適切な権限と裁量と試行錯誤の機会を与えると人は自然と責任感を持ち大きく成長する
2007年に北九州市立大学に着任してから現在まで振り返って,一番の転機になったのは,2011年に同僚の先生が突然退職したことがきっかけだったと思う。
それまでは,その同僚の先生がソフトウェア関連の教育と研究を統括しており,私はその指示に従って動く「作業者」に過ぎなかった。2011年にその同僚の先生が突然退職し,ソフトウェア関連の全てが急に私が引き受けることになった。
当時,本当に苦しかったのは確かだ。とてつもない試練だった。しかし幸運なことに,そのときから私には適切な権限と裁量が与えられた。権限や裁量を求めて自分から動くこともした。そして責任を果たそうと一所懸命に取り組んだ。周囲の助けもあった。倉貫さんという師にも巡り会えた。気がつくと私は大きく成長して重大な責任を果たせた。

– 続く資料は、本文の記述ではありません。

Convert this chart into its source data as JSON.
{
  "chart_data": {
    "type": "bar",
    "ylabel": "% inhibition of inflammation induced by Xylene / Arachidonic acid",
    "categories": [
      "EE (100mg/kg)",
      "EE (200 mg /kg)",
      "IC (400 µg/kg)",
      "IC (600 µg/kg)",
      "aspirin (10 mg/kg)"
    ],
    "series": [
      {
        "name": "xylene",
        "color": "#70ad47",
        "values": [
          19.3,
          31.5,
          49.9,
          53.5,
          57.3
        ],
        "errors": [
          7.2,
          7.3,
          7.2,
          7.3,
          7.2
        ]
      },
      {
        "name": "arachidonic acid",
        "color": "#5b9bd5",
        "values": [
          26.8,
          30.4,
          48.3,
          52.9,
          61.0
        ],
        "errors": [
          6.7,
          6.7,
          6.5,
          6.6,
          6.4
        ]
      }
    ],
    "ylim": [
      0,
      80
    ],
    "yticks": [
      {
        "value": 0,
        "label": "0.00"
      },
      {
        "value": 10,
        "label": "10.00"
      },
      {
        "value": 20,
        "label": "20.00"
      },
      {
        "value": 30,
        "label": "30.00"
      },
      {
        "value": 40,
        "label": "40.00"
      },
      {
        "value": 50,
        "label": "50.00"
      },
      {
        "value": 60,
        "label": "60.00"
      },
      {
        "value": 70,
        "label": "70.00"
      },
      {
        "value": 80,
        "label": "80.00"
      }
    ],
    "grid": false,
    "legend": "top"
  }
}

その強烈な体験を踏まえて,研究室の学生にも適切な権限と裁量を与えるように心がけた。そうすると学生たちは創意工夫を凝らして期待以上の成果をもたらしてくれた。これは1回や2回のまぐれではない。研究室の文化として根付いてくれた。
もちろん最初のうちは失敗することもある。しかしここは肝心なところだ。こういう場合は失敗を許容して試行錯誤させる。フィードバックも効果的だ。そうすると学生たちはすぐに学習してよりよい成果を出し始める。
適切な権限と裁量と試行錯誤の機会を与えること,それが一番人を成長させる。自然と責任感も芽生える。
ちなみにそのことを最初に示してくれたのは,九州大学の福田晃先生である。私は福田先生のもとで研究員をしていたが,福田先生はいつも私たち研究員に大きな裁量をくれた。そして失敗したときにはいつでも責任を取ってくれた。改めて福田先生に感謝します。